LE MONDE | 11.06.10 |
L'impact du recul des géants blancs du toit du monde, qui couvrent près de 60 000 km2,, a déjà fait l'objet de nombreux travaux. Ils soulignent combien les ressources en eau (donc les cultures irriguées et l'énergie produite par les barrages hydroélectriques) des 1,4 milliard d'habitants des bassins de l'Indus, du Gange, du Brahmapoutre, du Yang-Tsé et du fleuve Jaune sont tributaires de ces châteaux d'eau.
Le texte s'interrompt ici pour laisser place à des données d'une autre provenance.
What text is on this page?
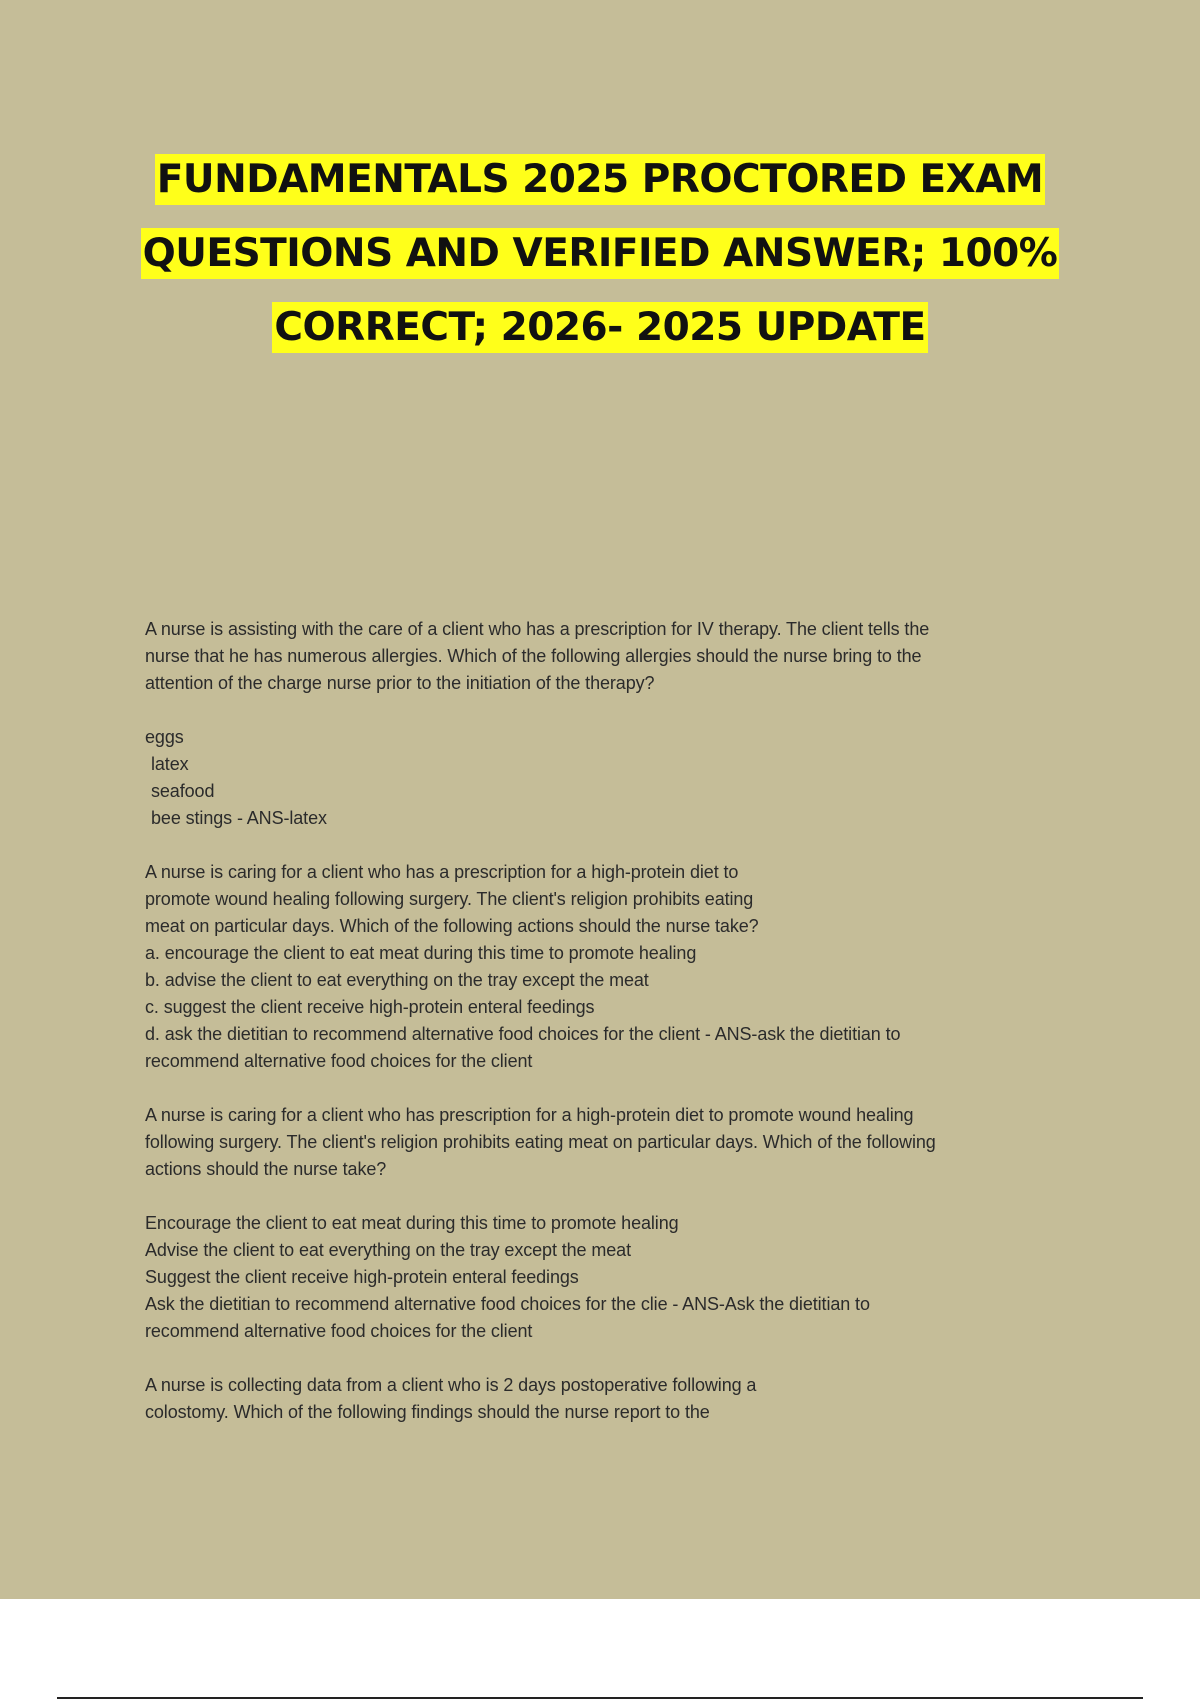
FUNDAMENTALS 2025 PROCTORED EXAM
QUESTIONS AND VERIFIED ANSWER; 100%
CORRECT; 2026- 2025 UPDATE
A nurse is assisting with the care of a client who has a prescription for IV therapy. The client tells the
nurse that he has numerous allergies. Which of the following allergies should the nurse bring to the
attention of the charge nurse prior to the initiation of the therapy?
eggs
latex
seafood
bee stings - ANS-latex
A nurse is caring for a client who has a prescription for a high-protein diet to
promote wound healing following surgery. The client's religion prohibits eating
meat on particular days. Which of the following actions should the nurse take?
a. encourage the client to eat meat during this time to promote healing
b. advise the client to eat everything on the tray except the meat
c. suggest the client receive high-protein enteral feedings
d. ask the dietitian to recommend alternative food choices for the client - ANS-ask the dietitian to
recommend alternative food choices for the client
A nurse is caring for a client who has prescription for a high-protein diet to promote wound healing
following surgery. The client's religion prohibits eating meat on particular days. Which of the following
actions should the nurse take?
Encourage the client to eat meat during this time to promote healing
Advise the client to eat everything on the tray except the meat
Suggest the client receive high-protein enteral feedings
Ask the dietitian to recommend alternative food choices for the clie - ANS-Ask the dietitian to
recommend alternative food choices for the client
A nurse is collecting data from a client who is 2 days postoperative following a
colostomy. Which of the following findings should the nurse report to the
La nouvelle étude a le mérite de souligner la diversité des situations. La fonte des glaces et des neiges est loin d'être la seule - ni même la principale - source d'eau de ces régions qui, soumises au régime des moussons, sont surtout abreuvées par les pluies. Walter Immerzeel et ses collègues observent que les eaux de fonte jouent un rôle crucial pour l'Indus (dans la vallée, leur part dans le débit du fleuve est 1,5 fois supérieure à celle des précipitations) et, à un moindre degré, pour le Brahmapoutre (où le ratio est de 27 %). En revanche, la contribution des eaux de fonte au débit des autres grands fleuves ne dépasse pas 10 %.
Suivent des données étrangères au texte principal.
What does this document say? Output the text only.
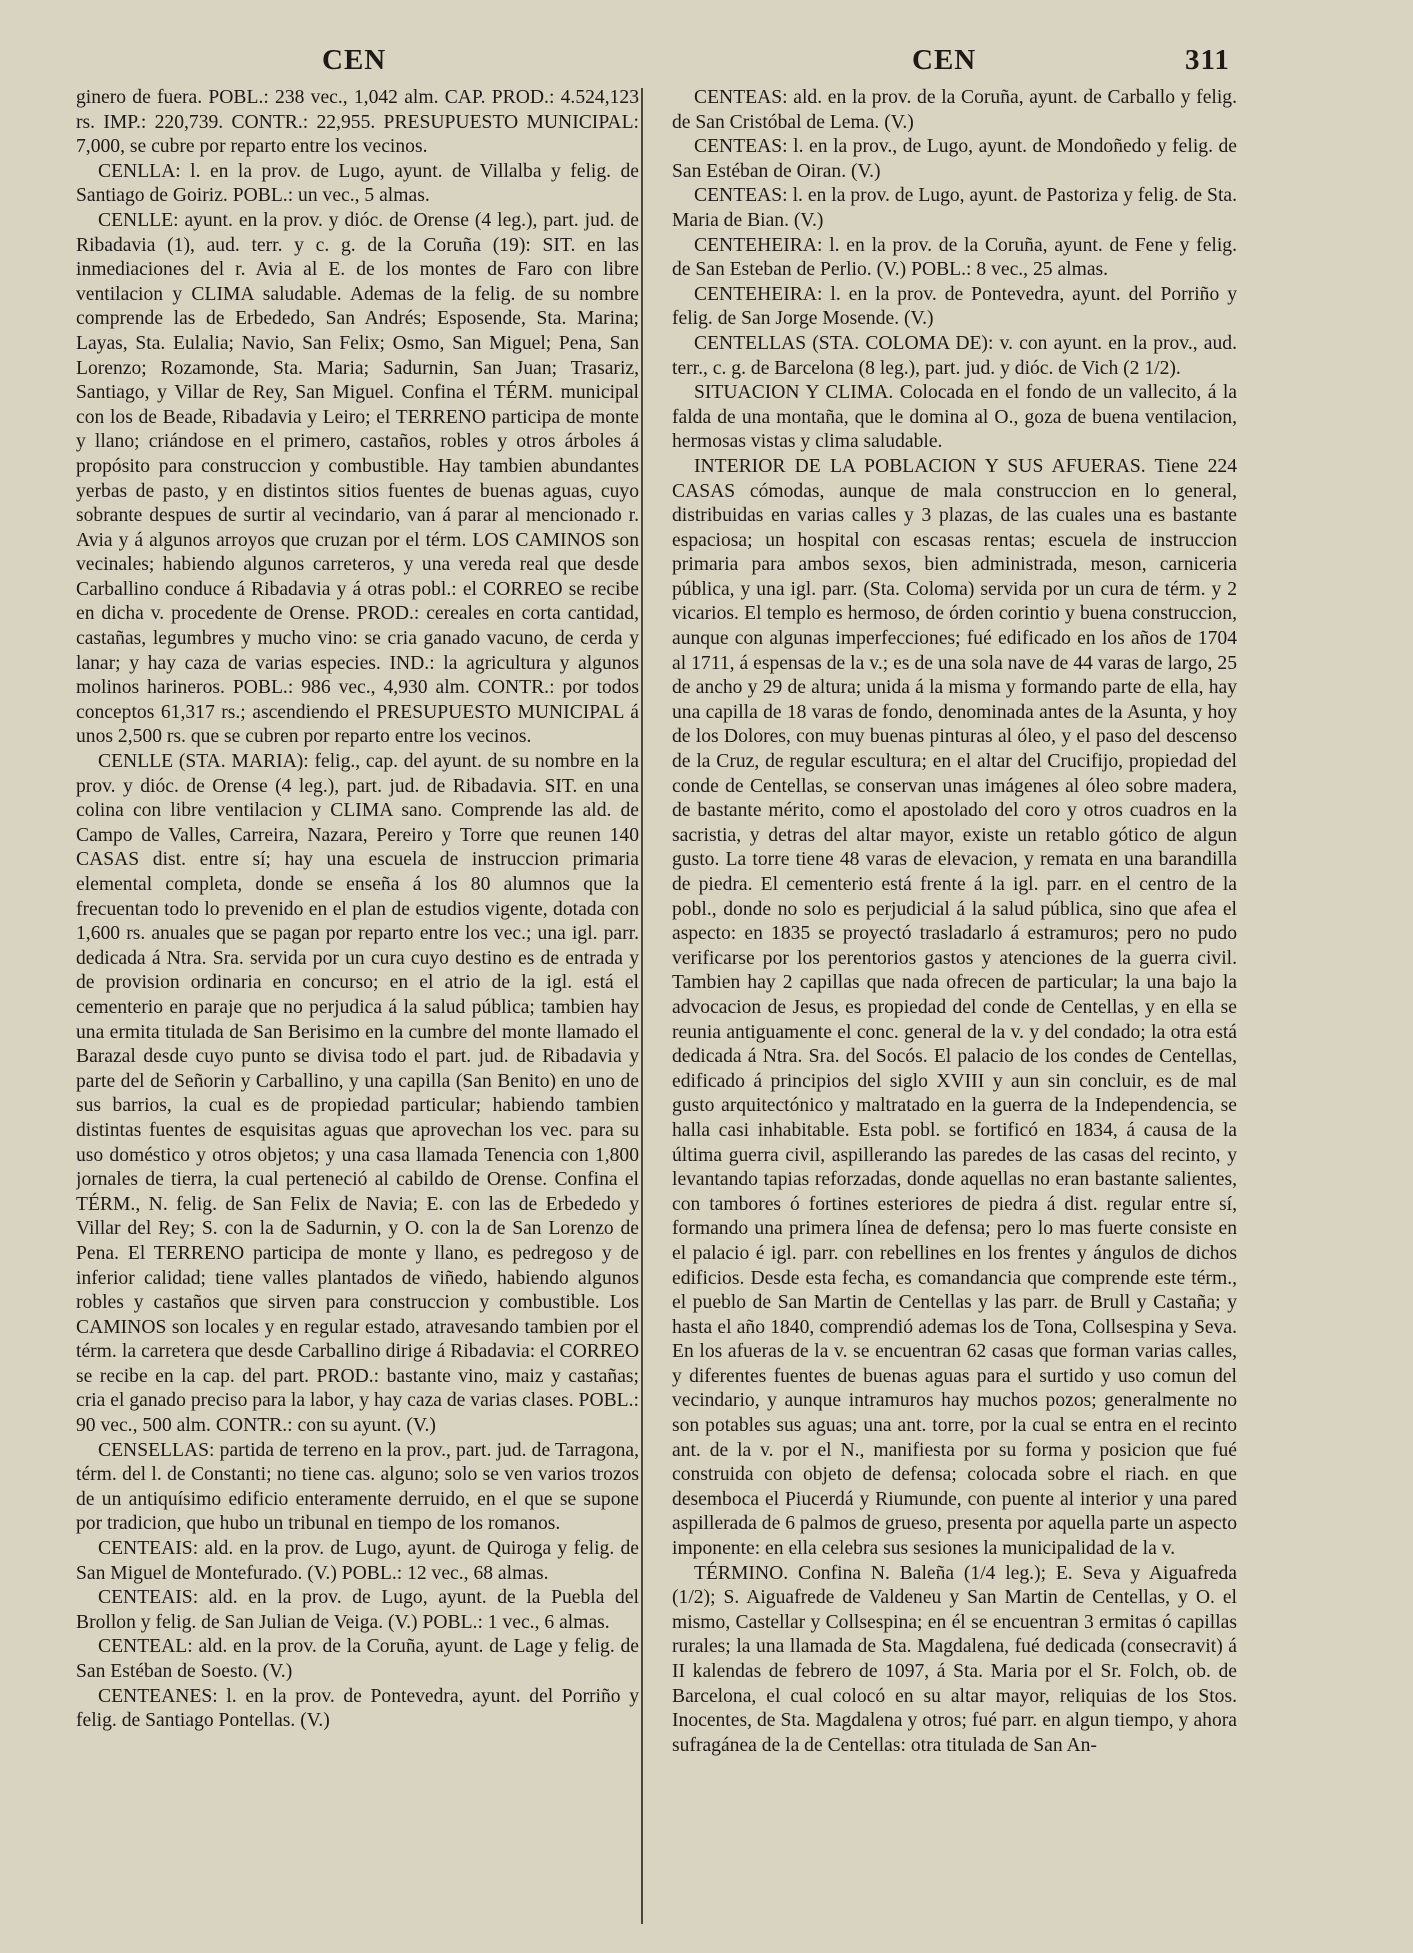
CEN	CEN	311

ginero de fuera. POBL.: 238 vec., 1,042 alm. CAP. PROD.: 4.524,123 rs. IMP.: 220,739. CONTR.: 22,955. PRESUPUESTO MUNICIPAL: 7,000, se cubre por reparto entre los vecinos.

CENLLA: l. en la prov. de Lugo, ayunt. de Villalba y felig. de Santiago de Goiriz. POBL.: un vec., 5 almas.

CENLLE: ayunt. en la prov. y dióc. de Orense (4 leg.), part. jud. de Ribadavia (1), aud. terr. y c. g. de la Coruña (19): SIT. en las inmediaciones del r. Avia al E. de los montes de Faro con libre ventilacion y CLIMA saludable. Ademas de la felig. de su nombre comprende las de Erbededo, San Andrés; Esposende, Sta. Marina; Layas, Sta. Eulalia; Navio, San Felix; Osmo, San Miguel; Pena, San Lorenzo; Rozamonde, Sta. Maria; Sadurnin, San Juan; Trasariz, Santiago, y Villar de Rey, San Miguel. Confina el TÉRM. municipal con los de Beade, Ribadavia y Leiro; el TERRENO participa de monte y llano; criándose en el primero, castaños, robles y otros árboles á propósito para construccion y combustible. Hay tambien abundantes yerbas de pasto, y en distintos sitios fuentes de buenas aguas, cuyo sobrante despues de surtir al vecindario, van á parar al mencionado r. Avia y á algunos arroyos que cruzan por el térm. LOS CAMINOS son vecinales; habiendo algunos carreteros, y una vereda real que desde Carballino conduce á Ribadavia y á otras pobl.: el CORREO se recibe en dicha v. procedente de Orense. PROD.: cereales en corta cantidad, castañas, legumbres y mucho vino: se cria ganado vacuno, de cerda y lanar; y hay caza de varias especies. IND.: la agricultura y algunos molinos harineros. POBL.: 986 vec., 4,930 alm. CONTR.: por todos conceptos 61,317 rs.; ascendiendo el PRESUPUESTO MUNICIPAL á unos 2,500 rs. que se cubren por reparto entre los vecinos.

CENLLE (STA. MARIA): felig., cap. del ayunt. de su nombre en la prov. y dióc. de Orense (4 leg.), part. jud. de Ribadavia. SIT. en una colina con libre ventilacion y CLIMA sano. Comprende las ald. de Campo de Valles, Carreira, Nazara, Pereiro y Torre que reunen 140 CASAS dist. entre sí; hay una escuela de instruccion primaria elemental completa, donde se enseña á los 80 alumnos que la frecuentan todo lo prevenido en el plan de estudios vigente, dotada con 1,600 rs. anuales que se pagan por reparto entre los vec.; una igl. parr. dedicada á Ntra. Sra. servida por un cura cuyo destino es de entrada y de provision ordinaria en concurso; en el atrio de la igl. está el cementerio en paraje que no perjudica á la salud pública; tambien hay una ermita titulada de San Berisimo en la cumbre del monte llamado el Barazal desde cuyo punto se divisa todo el part. jud. de Ribadavia y parte del de Señorin y Carballino, y una capilla (San Benito) en uno de sus barrios, la cual es de propiedad particular; habiendo tambien distintas fuentes de esquisitas aguas que aprovechan los vec. para su uso doméstico y otros objetos; y una casa llamada Tenencia con 1,800 jornales de tierra, la cual perteneció al cabildo de Orense. Confina el TÉRM., N. felig. de San Felix de Navia; E. con las de Erbededo y Villar del Rey; S. con la de Sadurnin, y O. con la de San Lorenzo de Pena. El TERRENO participa de monte y llano, es pedregoso y de inferior calidad; tiene valles plantados de viñedo, habiendo algunos robles y castaños que sirven para construccion y combustible. Los CAMINOS son locales y en regular estado, atravesando tambien por el térm. la carretera que desde Carballino dirige á Ribadavia: el CORREO se recibe en la cap. del part. PROD.: bastante vino, maiz y castañas; cria el ganado preciso para la labor, y hay caza de varias clases. POBL.: 90 vec., 500 alm. CONTR.: con su ayunt. (V.)

CENSELLAS: partida de terreno en la prov., part. jud. de Tarragona, térm. del l. de Constanti; no tiene cas. alguno; solo se ven varios trozos de un antiquísimo edificio enteramente derruido, en el que se supone por tradicion, que hubo un tribunal en tiempo de los romanos.

CENTEAIS: ald. en la prov. de Lugo, ayunt. de Quiroga y felig. de San Miguel de Montefurado. (V.) POBL.: 12 vec., 68 almas.

CENTEAIS: ald. en la prov. de Lugo, ayunt. de la Puebla del Brollon y felig. de San Julian de Veiga. (V.) POBL.: 1 vec., 6 almas.

CENTEAL: ald. en la prov. de la Coruña, ayunt. de Lage y felig. de San Estéban de Soesto. (V.)

CENTEANES: l. en la prov. de Pontevedra, ayunt. del Porriño y felig. de Santiago Pontellas. (V.)

CENTEAS: ald. en la prov. de la Coruña, ayunt. de Carballo y felig. de San Cristóbal de Lema. (V.)

CENTEAS: l. en la prov., de Lugo, ayunt. de Mondoñedo y felig. de San Estéban de Oiran. (V.)

CENTEAS: l. en la prov. de Lugo, ayunt. de Pastoriza y felig. de Sta. Maria de Bian. (V.)

CENTEHEIRA: l. en la prov. de la Coruña, ayunt. de Fene y felig. de San Esteban de Perlio. (V.) POBL.: 8 vec., 25 almas.

CENTEHEIRA: l. en la prov. de Pontevedra, ayunt. del Porriño y felig. de San Jorge Mosende. (V.)

CENTELLAS (STA. COLOMA DE): v. con ayunt. en la prov., aud. terr., c. g. de Barcelona (8 leg.), part. jud. y dióc. de Vich (2 1/2).

SITUACION Y CLIMA. Colocada en el fondo de un vallecito, á la falda de una montaña, que le domina al O., goza de buena ventilacion, hermosas vistas y clima saludable.

INTERIOR DE LA POBLACION Y SUS AFUERAS. Tiene 224 CASAS cómodas, aunque de mala construccion en lo general, distribuidas en varias calles y 3 plazas, de las cuales una es bastante espaciosa; un hospital con escasas rentas; escuela de instruccion primaria para ambos sexos, bien administrada, meson, carniceria pública, y una igl. parr. (Sta. Coloma) servida por un cura de térm. y 2 vicarios. El templo es hermoso, de órden corintio y buena construccion, aunque con algunas imperfecciones; fué edificado en los años de 1704 al 1711, á espensas de la v.; es de una sola nave de 44 varas de largo, 25 de ancho y 29 de altura; unida á la misma y formando parte de ella, hay una capilla de 18 varas de fondo, denominada antes de la Asunta, y hoy de los Dolores, con muy buenas pinturas al óleo, y el paso del descenso de la Cruz, de regular escultura; en el altar del Crucifijo, propiedad del conde de Centellas, se conservan unas imágenes al óleo sobre madera, de bastante mérito, como el apostolado del coro y otros cuadros en la sacristia, y detras del altar mayor, existe un retablo gótico de algun gusto. La torre tiene 48 varas de elevacion, y remata en una barandilla de piedra. El cementerio está frente á la igl. parr. en el centro de la pobl., donde no solo es perjudicial á la salud pública, sino que afea el aspecto: en 1835 se proyectó trasladarlo á estramuros; pero no pudo verificarse por los perentorios gastos y atenciones de la guerra civil. Tambien hay 2 capillas que nada ofrecen de particular; la una bajo la advocacion de Jesus, es propiedad del conde de Centellas, y en ella se reunia antiguamente el conc. general de la v. y del condado; la otra está dedicada á Ntra. Sra. del Socós. El palacio de los condes de Centellas, edificado á principios del siglo XVIII y aun sin concluir, es de mal gusto arquitectónico y maltratado en la guerra de la Independencia, se halla casi inhabitable. Esta pobl. se fortificó en 1834, á causa de la última guerra civil, aspillerando las paredes de las casas del recinto, y levantando tapias reforzadas, donde aquellas no eran bastante salientes, con tambores ó fortines esteriores de piedra á dist. regular entre sí, formando una primera línea de defensa; pero lo mas fuerte consiste en el palacio é igl. parr. con rebellines en los frentes y ángulos de dichos edificios. Desde esta fecha, es comandancia que comprende este térm., el pueblo de San Martin de Centellas y las parr. de Brull y Castaña; y hasta el año 1840, comprendió ademas los de Tona, Collsespina y Seva. En los afueras de la v. se encuentran 62 casas que forman varias calles, y diferentes fuentes de buenas aguas para el surtido y uso comun del vecindario, y aunque intramuros hay muchos pozos; generalmente no son potables sus aguas; una ant. torre, por la cual se entra en el recinto ant. de la v. por el N., manifiesta por su forma y posicion que fué construida con objeto de defensa; colocada sobre el riach. en que desemboca el Piucerdá y Riumunde, con puente al interior y una pared aspillerada de 6 palmos de grueso, presenta por aquella parte un aspecto imponente: en ella celebra sus sesiones la municipalidad de la v.

TÉRMINO. Confina N. Baleña (1/4 leg.); E. Seva y Aiguafreda (1/2); S. Aiguafrede de Valdeneu y San Martin de Centellas, y O. el mismo, Castellar y Collsespina; en él se encuentran 3 ermitas ó capillas rurales; la una llamada de Sta. Magdalena, fué dedicada (consecravit) á II kalendas de febrero de 1097, á Sta. Maria por el Sr. Folch, ob. de Barcelona, el cual colocó en su altar mayor, reliquias de los Stos. Inocentes, de Sta. Magdalena y otros; fué parr. en algun tiempo, y ahora sufragánea de la de Centellas: otra titulada de San An-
Les chercheurs ont couplé un modèle hydrologique de fonte de neige et de ruissellement à un modèle de circulation générale, utilisé en climatologie, pour évaluer l'influence future du changement climatique (qui ne se réduit pas au réchauffement mais intègre les pluies, les nuages ou les vents) sur l'écoulement des fleuves.
Recul des glaciers
Sans tenir compte de précipitations plus abondantes (un air plus chaud est plus humide), les deux bassins les plus affectés, ceux de l'Indus et du Brahmapoutre, devraient connaître dans les années 2040 à 2060 une baisse de régime "régulière et considérable".
La raréfaction de l'eau menacerait alors la sécurité alimentaire de 34 millions d'habitants dans le bassin du Brahmapoutre, 26 millions dans celui de l'Indus, 7 millions dans celui du Yang-Tsé et 2,5 millions dans celui du Gange.
Cette modélisation ne convainc pas totalement Yves Arnaud, du Laboratoire de glaciologie et géophysique de l'environnement de Grenoble. Il juge discutable le couplage des deux modèles, ainsi que l'assimilation de la neige et de la glace dans un même processus de fonte. Ce qui n'enlève rien à la réalité du recul des glaciers, ni au risque de tarissement des hautes sources himalayennes.